Issuing Body: APIMA Research & Statistics Center
Survey Period: January 2026 – March 2026
Sample Scope: Over 850 manufacturing enterprises across 18 major economies in the Asia-Pacific region, covering sub-sectors including Electronics, Automotive, Machinery, Chemicals, and Textiles (encompassing large, medium, and small enterprises).
Calculation Benchmark: The index uses 50% as the Boom-Bust Line (Neutral Point). >50% indicates expansion/optimism; <50% indicates contraction/pessimism.
I. Core Data Overview
1. APIMA Composite Manufacturing Confidence Index (AMCI): 52.8
(Up 1.3 points from 51.5 in Q4 2025. The index has remained in the expansion territory for three consecutive quarters, indicating a moderate recovery in overall sentiment within Asia-Pacific manufacturing.)
2. Core Readings of Sub-Indices:
- New Orders Index: 53.5 (Demand side continues to recover, with export orders contributing significantly.)
- Production Expectations Index: 54.1 (Enterprises maintain active production scheduling plans.)
- Supply Chain Resilience Index (APIMA Proprietary): 51.2 (Assessment of corporate supply chain anti-disturbance capabilities returns above the neutral line for the first time.)
- Green Digitalization Investment Index: 55.6 (Record high, driven by carbon compliance and smart factory upgrades.)
- Employment & Labor Index: 49.8 (Remains in contraction territory, reflecting ongoing automation substitution and skill mismatches.)
II. Regional and Sectoral Perspectives
1. Divergence in Regional Performance:
- East Asia (China, Japan, South Korea): Composite Index 53.5. Primary drivers stem from robust capital expenditure in high-end equipment, the new energy industry chain, and semiconductor equipment. Demand for "smart factory" upgrades in China remains strong.
- Southeast Asia (Vietnam, Thailand, Malaysia, Indonesia): Composite Index 52.1. Orders for electronics assembly and automotive parts are sufficient due to relocation, though some enterprises are constrained by power stability and rising logistics costs.
- South Asia (India): Composite Index 56.3 (Highest in the region). Benefits from a massive domestic demand market, active FDI inflows, and the global competitiveness of the pharmaceutical and textile sectors.
2. Sector Performance:
- High-Growth Tracks: New Energy Vehicles (NEV) & Lithium Batteries (Index 58.2), Industrial Robotics & Automation (57.4), Semiconductors (56.8).
- Under Pressure Tracks: Traditional Textiles & Apparel (48.5), Low-end Furniture Manufacturing (47.9). These sectors face the dual pressures of order diversion to lower-cost emerging locations and green trade barriers.
III. Key Findings and Business Concerns (Qualitative Summary)
1. The "Asia+1" Supply Chain Network Takes Shape:
Over 60% of surveyed multinational manufacturing enterprises indicated that their regional supply chain layout has shifted from a "Single China + Backup" model to a "Multi-Node (e.g., China + Vietnam + India) Mesh Collaboration" structure. The application of the APIMA-STD-MDI data standard was cited as facilitating "plug-and-play" scheduling of cross-border production capacity.
2. AI and Automation Become "Mandatory" Rather Than "Optional":
Against the backdrop of rising labor costs and an aging workforce, 75% of enterprises plan to increase budgets for "Embodied Intelligent Robots" or "AI Agent Scheduling Systems" in 2026. Expectations for the application of humanoid robots in long-tail processes within the automotive and electronics industries are heating up.

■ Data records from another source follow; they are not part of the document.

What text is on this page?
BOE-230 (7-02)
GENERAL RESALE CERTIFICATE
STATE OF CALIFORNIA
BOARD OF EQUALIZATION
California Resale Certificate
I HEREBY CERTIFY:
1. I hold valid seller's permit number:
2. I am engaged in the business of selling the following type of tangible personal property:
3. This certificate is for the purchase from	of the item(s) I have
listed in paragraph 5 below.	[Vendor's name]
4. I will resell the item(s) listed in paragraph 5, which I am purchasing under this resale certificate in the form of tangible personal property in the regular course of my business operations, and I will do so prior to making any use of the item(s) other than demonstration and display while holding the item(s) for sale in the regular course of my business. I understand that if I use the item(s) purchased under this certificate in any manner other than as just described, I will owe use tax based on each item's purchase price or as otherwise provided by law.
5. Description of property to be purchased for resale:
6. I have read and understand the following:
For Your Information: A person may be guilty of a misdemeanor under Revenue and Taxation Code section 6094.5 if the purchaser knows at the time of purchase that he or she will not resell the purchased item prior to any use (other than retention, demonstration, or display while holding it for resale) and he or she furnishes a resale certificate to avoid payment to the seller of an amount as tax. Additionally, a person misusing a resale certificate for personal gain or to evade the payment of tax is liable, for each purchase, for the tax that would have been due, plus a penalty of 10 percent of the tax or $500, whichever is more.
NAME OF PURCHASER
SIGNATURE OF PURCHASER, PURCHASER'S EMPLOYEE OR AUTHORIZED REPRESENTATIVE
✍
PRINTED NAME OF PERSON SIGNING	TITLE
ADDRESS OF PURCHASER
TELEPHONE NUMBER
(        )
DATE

3. Carbon Compliance (CBAM, etc.) Forces Green Automation Investment:
Export-oriented enterprises (particularly in steel, aluminum, chemicals, and plastics) are accelerating the deployment of production-line-level energy monitoring and Product Carbon Footprint (PCF) data collection systems, viewing them as a "trade passport" essential for maintaining export competitiveness.
4. Major Risk Points:
- Supply instability of key minerals (lithium, rare earths, chip materials) due to geopolitical disturbances.
- Recovery in developed market demand falling short of expectations.
- Bottlenecks in power and digital infrastructure in parts of the region.
IV. Q2 2026 Outlook
Based on the Future Expectations Sub-Index reading of 54.3 in Q1 2026, APIMA anticipates that Asia-Pacific manufacturing will continue its moderate expansion trend in the second quarter of 2026. Key variables to watch include:
- Actual order fluctuations following the official imposition of EU CBAM taxes;
- The impact of the Federal Reserve's interest rate policy on capital outflows from emerging markets;
- The pace of infrastructure follow-up (especially power and data centers) within ASEAN.
"Data is not just a dashboard; it is a navigation system. On the complex course of the dual-track transition (Green + Digital), quantifying confidence is just as important as quantifying resilience."